Not enough evidence for bronchial thermoplasty: experts

Asthma

27 Mar 2017

The suitability of bronchial thermoplasty (BT) as a treatment option for severe asthma remains up in the air because of a glaring absence of placebo controlled trials, an expert panel has concluded.

In a pro and con debate that weighed more heavily on the ‘cons’, TSANZSRS17 delegates were left wondering if the controversial procedure really is the ‘new frontier’ in severe asthma that several camps claim it is.

Associate Professor David Feller-Kopman from the John Hopkins Hospital in the US was tasked with presenting the ‘pros’ side of the debate. However, taking the packed auditorium through the published trials, he struggled to find many positives.

He said that while the AIR2 trial had a sham procedure arm it had a number of short falls. For example, patients in the trial did not have severe asthma (mean FEV1 78%).

“The study excluded patients who had severe disease. These are the very patients that are referred to me now and we don’t have the data to suggest that it’s safe to do the procedure,” he told delegates.

He added that it was also debatable whether FEV1 was the most relevant outcome measure – both for thermoplasty and lung volume reduction studies.

“FEV1 is an interesting physiological measure but patients don’t necessarily care about their FEV1.  What they care about is exacerbations and symptoms… defining patient related endpoints in future trials are perhaps the more important variables to be measuring,” he said.

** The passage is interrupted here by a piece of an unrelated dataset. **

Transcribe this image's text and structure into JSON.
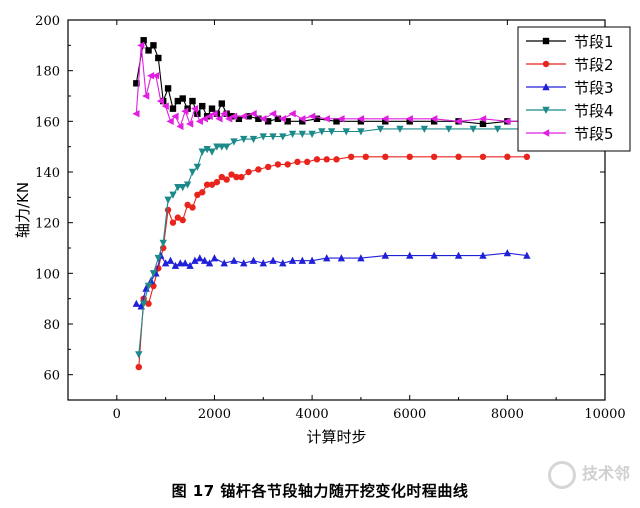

According to Professor Feller-Kopman another issue with AIR2 trial was that the statistically significant improvement seen in the Asthma Quality of Life Questionaire (AQLQ) score in the intervention group was less than the predefined clinically meaningful change.

However, by far the biggest criticism of the study was that the sham group also had significant improvements in AQLQ.  “The placebo effect is strong,” he said.

Taking up the ‘con’ side of the debate Professor Sally Wenzel from the University of Pittsburgh did not hold back, revealing that putting together a top 10 list of reasons NOT to do BT was “a pretty easy job”.

Sally Wenzel’s 10 reasons to not do BT in severe asthma

  1. Severe asthma consists of many different phenotypes and there is no guidance on which patients may respond best to the procedure.
  2. Rationale for improving severe asthma by reducing smooth muscle mass is modest
  3. Small airways disease extends well beyond reach of probe
  4. Objective placebo controlled data on BT is available on only 200+ patients, without sinusitis and with relatively preserved FEV1
  5. BT is expensive and potentially dangerous in the short term
  6. Some pulmonologists/respirologists do not know the difference between difficult asthma, vocal cord dysfunction and severe asthma
  7. Compared to newer biologics, effects on exacerbations, FEV1 and symptoms are small
  8. Long term efficacy and safety unknown
  9. Actual mechanism for any “efficacy” unknown
  10. ERS-ATS guidelines suggest only doing as part of a clinical trial/registry

 She said the bottom line was that we really need more evidence for the procedure.

“Without placebo controlled trials we have to maintain a scepticism,” she said.

“For the vast majority of asthmatic patients better options probably do exist,” she told delegates, conceding that there may be some patients who would benefit from the procedure.

“My overall suggestion is to make BT the option of last resort,” she concluded.

Speaking during the question time following the debate leading asthma expert Professor Helen Reddel from the Woolcock Institute said that the “magic” that had appeared in earlier trials had to some extent “coloured the way we have proceeded.”

“If you think about this in terms of medication, bronchial thermoplasty wouldn’t be registered at the moment because we only have one placebo controlled study” she told delegates.

“The population with severe asthma is an extremely stressful population – for all of us.

For the patients there is immense emotional and physical stress and for  clinicians there is stress in dealing with ongoing symptoms and exacerbations.”

“I don’t think we should underestimate that effect in terms of the placebo effect,” she added.